Preparation time - 10 minutes
Cooking time - 5 minutes
Setting time - 2 hours
Servings - 15 to 18 shot glasses
Ingredients
For the Thandai paste:
10 almonds
10 cashews
10 pistachios
1 1/2 tbsp fennel seeds
1 tbsp melon seeds
1/2-inch cinnamon stick
8 to 10 peppercorns
6 to 8 cardamon
8 to 10 rose petals
4 to 5 strands of saffron
For the mousse
150 ml milk
2 tbsp sugar (or to taste)
1/2 tsp agar agar powder
180 grams whipping cream (chilled)
*Note - If you use non-dairy, pre-sweetened whipping cream, you can skip the sugar completely.
Method
1. Soak the almonds, cashews, pistachios, melon seeds, fennel seeds, cinnamon, peppercorns, cardamom, rose petals and saffron in a bowl of hot water, for at least 2 hours.
2. Blend the soaked mixture, first to a coarse paste and then to a smooth paste, in a high-powered blender (add a little more water if needed).

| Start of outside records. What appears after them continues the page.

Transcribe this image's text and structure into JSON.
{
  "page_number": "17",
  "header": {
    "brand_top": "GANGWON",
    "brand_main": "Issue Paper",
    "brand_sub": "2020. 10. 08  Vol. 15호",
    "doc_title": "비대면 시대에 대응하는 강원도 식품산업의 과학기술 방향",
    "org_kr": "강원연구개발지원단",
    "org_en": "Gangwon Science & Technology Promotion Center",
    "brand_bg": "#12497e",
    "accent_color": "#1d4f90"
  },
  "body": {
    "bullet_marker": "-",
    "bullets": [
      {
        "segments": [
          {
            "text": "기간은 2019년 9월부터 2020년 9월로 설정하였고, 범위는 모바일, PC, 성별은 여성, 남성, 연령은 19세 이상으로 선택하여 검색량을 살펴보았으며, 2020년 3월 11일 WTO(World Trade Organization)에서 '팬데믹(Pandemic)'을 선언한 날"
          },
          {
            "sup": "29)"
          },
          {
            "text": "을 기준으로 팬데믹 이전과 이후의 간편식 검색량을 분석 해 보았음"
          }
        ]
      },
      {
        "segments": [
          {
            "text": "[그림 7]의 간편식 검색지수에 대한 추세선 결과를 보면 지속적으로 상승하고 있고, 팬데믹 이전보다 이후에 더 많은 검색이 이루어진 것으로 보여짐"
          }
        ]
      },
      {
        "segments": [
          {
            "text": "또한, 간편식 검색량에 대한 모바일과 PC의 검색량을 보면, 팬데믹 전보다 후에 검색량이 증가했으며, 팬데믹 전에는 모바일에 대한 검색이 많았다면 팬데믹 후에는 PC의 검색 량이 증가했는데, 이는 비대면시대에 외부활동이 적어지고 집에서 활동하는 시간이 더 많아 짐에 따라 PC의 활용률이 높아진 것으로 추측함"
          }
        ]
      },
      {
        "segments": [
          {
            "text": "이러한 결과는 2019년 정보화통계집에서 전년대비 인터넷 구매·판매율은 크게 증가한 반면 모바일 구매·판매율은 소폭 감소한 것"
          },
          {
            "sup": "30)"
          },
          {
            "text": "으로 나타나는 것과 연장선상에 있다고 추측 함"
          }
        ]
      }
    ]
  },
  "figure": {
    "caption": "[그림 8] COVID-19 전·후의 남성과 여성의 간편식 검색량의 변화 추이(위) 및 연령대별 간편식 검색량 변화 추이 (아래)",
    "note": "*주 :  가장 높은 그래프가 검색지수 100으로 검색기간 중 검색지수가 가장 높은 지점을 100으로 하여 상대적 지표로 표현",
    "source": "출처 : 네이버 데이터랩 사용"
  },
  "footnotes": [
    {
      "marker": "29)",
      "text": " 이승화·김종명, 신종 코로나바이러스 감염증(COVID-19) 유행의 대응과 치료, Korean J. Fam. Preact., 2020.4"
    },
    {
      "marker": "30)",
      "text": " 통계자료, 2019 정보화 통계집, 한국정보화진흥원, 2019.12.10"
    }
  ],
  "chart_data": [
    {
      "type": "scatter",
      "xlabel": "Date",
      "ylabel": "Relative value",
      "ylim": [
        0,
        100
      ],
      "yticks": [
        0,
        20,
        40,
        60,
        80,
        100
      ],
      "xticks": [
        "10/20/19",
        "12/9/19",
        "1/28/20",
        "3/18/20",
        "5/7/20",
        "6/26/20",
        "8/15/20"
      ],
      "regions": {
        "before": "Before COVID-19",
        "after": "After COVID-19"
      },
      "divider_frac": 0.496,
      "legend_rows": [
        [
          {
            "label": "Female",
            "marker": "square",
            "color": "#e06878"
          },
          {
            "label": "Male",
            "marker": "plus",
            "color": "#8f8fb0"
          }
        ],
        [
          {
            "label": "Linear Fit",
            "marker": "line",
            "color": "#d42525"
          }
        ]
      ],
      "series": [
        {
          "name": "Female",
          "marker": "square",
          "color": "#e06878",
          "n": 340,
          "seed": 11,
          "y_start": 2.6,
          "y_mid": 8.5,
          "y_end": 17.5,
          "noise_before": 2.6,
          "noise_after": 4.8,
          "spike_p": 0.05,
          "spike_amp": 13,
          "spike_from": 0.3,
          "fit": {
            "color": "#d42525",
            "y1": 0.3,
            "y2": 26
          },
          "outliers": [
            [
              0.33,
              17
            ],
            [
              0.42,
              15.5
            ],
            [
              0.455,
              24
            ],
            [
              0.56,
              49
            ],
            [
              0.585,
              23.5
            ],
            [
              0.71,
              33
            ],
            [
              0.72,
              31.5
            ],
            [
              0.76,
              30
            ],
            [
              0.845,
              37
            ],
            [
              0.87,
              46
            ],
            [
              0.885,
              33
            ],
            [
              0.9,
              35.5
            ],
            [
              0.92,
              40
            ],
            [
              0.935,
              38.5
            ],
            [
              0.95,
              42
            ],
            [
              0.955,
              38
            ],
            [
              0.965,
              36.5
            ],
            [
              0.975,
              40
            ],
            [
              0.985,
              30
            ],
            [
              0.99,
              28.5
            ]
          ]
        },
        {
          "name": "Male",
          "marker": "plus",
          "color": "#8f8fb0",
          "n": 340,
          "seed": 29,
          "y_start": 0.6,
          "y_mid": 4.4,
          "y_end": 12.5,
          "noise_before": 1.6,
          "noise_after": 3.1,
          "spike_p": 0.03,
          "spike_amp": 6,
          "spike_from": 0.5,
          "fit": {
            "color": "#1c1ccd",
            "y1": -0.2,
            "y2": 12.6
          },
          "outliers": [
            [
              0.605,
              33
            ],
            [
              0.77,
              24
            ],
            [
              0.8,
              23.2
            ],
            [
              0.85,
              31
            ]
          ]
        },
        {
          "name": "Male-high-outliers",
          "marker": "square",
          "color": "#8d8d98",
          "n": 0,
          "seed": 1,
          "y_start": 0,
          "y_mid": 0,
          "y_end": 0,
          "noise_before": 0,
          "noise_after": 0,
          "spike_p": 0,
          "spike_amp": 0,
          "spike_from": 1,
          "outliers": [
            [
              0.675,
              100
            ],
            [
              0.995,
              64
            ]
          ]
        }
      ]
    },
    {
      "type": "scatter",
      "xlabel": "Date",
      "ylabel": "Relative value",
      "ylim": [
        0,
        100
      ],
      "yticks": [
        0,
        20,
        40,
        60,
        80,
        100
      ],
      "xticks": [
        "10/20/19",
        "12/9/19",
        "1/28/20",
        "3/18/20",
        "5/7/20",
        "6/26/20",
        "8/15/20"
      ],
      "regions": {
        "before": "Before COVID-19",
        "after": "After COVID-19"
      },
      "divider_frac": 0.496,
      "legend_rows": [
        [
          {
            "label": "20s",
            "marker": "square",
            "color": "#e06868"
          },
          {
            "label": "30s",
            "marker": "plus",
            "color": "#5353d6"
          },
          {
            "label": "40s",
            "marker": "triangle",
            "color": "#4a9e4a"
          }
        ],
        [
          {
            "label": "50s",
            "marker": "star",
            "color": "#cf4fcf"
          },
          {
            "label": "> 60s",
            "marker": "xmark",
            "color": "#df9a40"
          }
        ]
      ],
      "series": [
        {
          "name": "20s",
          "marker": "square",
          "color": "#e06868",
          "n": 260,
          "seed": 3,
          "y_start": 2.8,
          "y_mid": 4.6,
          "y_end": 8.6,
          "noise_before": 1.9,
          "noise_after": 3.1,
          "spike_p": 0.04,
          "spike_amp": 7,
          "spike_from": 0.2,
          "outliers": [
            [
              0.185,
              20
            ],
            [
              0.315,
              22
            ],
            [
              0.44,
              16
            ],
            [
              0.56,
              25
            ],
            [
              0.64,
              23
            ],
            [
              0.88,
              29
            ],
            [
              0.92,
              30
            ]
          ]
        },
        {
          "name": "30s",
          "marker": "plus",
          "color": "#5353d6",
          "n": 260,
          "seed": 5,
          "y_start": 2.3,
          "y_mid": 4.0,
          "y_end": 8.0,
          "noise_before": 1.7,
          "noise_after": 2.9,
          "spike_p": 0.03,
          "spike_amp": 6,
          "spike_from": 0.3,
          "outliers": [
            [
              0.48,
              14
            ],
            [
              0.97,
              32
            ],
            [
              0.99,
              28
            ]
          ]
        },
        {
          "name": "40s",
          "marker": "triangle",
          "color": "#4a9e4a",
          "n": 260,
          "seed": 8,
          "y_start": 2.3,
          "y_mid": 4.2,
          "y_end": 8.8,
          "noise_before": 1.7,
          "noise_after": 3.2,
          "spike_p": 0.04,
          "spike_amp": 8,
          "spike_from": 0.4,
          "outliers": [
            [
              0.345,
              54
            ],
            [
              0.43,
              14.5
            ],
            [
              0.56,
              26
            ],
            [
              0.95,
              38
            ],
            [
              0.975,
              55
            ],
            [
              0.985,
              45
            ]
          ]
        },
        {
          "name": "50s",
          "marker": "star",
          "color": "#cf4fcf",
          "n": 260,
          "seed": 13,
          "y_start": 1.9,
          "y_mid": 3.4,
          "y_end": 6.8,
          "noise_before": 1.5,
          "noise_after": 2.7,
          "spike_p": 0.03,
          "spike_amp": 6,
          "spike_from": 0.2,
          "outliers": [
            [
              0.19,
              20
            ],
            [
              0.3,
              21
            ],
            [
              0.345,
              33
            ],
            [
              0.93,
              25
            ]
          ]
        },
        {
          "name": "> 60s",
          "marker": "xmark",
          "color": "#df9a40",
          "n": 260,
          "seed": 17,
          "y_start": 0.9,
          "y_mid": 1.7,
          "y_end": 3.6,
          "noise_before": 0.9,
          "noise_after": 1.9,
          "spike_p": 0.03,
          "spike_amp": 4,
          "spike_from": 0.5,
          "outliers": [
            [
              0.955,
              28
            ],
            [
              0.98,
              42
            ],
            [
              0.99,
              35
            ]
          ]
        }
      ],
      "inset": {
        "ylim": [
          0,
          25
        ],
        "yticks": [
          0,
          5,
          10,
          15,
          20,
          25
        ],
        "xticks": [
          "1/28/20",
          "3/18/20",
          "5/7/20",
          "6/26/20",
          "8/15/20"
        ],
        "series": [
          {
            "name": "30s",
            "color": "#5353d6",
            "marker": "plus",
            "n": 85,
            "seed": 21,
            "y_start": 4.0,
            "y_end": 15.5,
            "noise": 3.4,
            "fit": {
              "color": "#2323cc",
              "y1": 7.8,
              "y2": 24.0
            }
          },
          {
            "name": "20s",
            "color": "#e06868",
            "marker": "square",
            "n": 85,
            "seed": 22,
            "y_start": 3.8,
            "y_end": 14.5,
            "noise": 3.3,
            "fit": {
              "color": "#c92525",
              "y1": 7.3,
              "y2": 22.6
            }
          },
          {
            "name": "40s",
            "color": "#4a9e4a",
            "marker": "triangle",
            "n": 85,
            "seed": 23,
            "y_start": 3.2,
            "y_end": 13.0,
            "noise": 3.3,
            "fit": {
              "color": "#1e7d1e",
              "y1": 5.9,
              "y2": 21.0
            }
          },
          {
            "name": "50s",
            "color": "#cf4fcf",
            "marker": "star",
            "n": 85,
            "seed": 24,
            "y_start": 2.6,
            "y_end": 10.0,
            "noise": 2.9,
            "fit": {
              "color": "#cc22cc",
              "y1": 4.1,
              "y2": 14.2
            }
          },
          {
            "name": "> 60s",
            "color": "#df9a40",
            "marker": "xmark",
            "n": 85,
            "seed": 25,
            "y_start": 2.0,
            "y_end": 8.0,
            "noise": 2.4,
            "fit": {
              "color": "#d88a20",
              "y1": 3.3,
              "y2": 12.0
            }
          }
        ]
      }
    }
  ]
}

3. Put the milk, agar agar, sugar and Thandai paste in a pan and bring it to a boil. Simmer the mixture for about a minute or until the mixture starts to thicken. Remove it from the heat and let it come to room temperature.
4. Meanwhile, put the whipping cream in a large bowl and whip it on medium speed, till it reaches soft peaks.
5. Add the Thandai mixture to the whipped cream and gently fold it in, using the cut and fold method. Make sure not to mix it vigorously, otherwise the cream will deflate.
6. Transfer the mousse into a piping bag and pipe it in shot glasses (or serving glasses of your choice). Chill it in the fridge for about 2 hours.
7. Garnish it with some dried rose leaves or nuts and serve chilled.